There is, however, one aspect of Spanish politics which La casa de papel gets right. The Spanish public, and in particular the Spanish youth, have reason to be disillusioned. Youth unemployment in Spain was 35.1% in July 2021 and 31.4% before the pandemic, compared to 9.2% in the United States in July 2021 and 8.3% before the pandemic. Total unemployment in Spain was 14.3% in July 2021 and 13.9% before the pandemic compared to 5.4% in the United States in July 2021 and 3.5% before the pandemic. The obvious solution to these problems, which La casa de papel unsurprisingly ignored is economic liberalization. Spain is known for its rigid labor laws, which stifle entrepreneurship, discourage hiring and create a two-tier labor market, and its exaggerated state, with a tax-to-GDP ratio of 34.6% against 24.5% for the United States. The OECD ranks employment flexibility in the US as better than any EU or OECD country, with a score of 92.4 out of 100, while Spain is ranked 26th with a score of 60.8 out of 100. Moreover, while the global left presents itself as the defender of immigrants, the immigrant unemployment rate is 18.9% in Spain, compared to 3.1% in the United States. Onerous sales tax of 16 percent, compared to an average of 6.6 percent in the United States. Even American progressives tend to oppose high sales taxes because they are regressive.

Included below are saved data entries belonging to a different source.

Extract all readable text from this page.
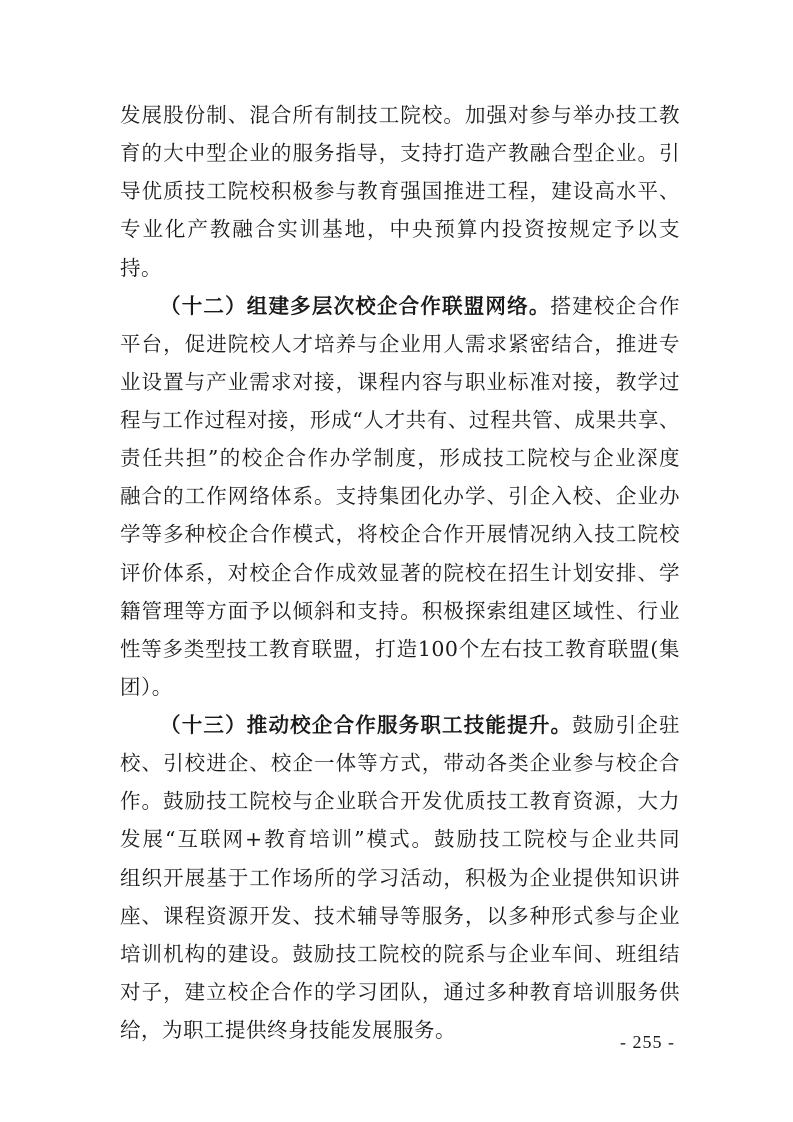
发展股份制、混合所有制技工院校。加强对参与举办技工教
育的大中型企业的服务指导，支持打造产教融合型企业。引
导优质技工院校积极参与教育强国推进工程，建设高水平、
专业化产教融合实训基地，中央预算内投资按规定予以支
持。
（十二）组建多层次校企合作联盟网络。搭建校企合作
平台，促进院校人才培养与企业用人需求紧密结合，推进专
业设置与产业需求对接，课程内容与职业标准对接，教学过
程与工作过程对接，形成“人才共有、过程共管、成果共享、
责任共担”的校企合作办学制度，形成技工院校与企业深度
融合的工作网络体系。支持集团化办学、引企入校、企业办
学等多种校企合作模式，将校企合作开展情况纳入技工院校
评价体系，对校企合作成效显著的院校在招生计划安排、学
籍管理等方面予以倾斜和支持。积极探索组建区域性、行业
性等多类型技工教育联盟，打造100个左右技工教育联盟(集
团）。
（十三）推动校企合作服务职工技能提升。鼓励引企驻
校、引校进企、校企一体等方式，带动各类企业参与校企合
作。鼓励技工院校与企业联合开发优质技工教育资源，大力
发展“互联网+教育培训”模式。鼓励技工院校与企业共同
组织开展基于工作场所的学习活动，积极为企业提供知识讲
座、课程资源开发、技术辅导等服务，以多种形式参与企业
培训机构的建设。鼓励技工院校的院系与企业车间、班组结
对子，建立校企合作的学习团队，通过多种教育培训服务供
给，为职工提供终身技能发展服务。	- 255 -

The jobs crisis in Spain demonstrates many of the fundamental problems of the European Social Democratic economic model, but instead of acknowledging the root cause of Spain’s difficulties, the series advocates an Antifa-style revolution. Indeed, the ultimate irony of the series is that while it claims to draw inspiration from 20th-century European history by portraying thieves as modern-day Italian supporters, its creators failed to pull it off. one of the most important lessons of the last century of European history, and which can be easily gleaned by comparing the unemployment rates of young people and of Spanish and American immigrants: the statist economic ideology denies the opportunity to the most vulnerable of the society.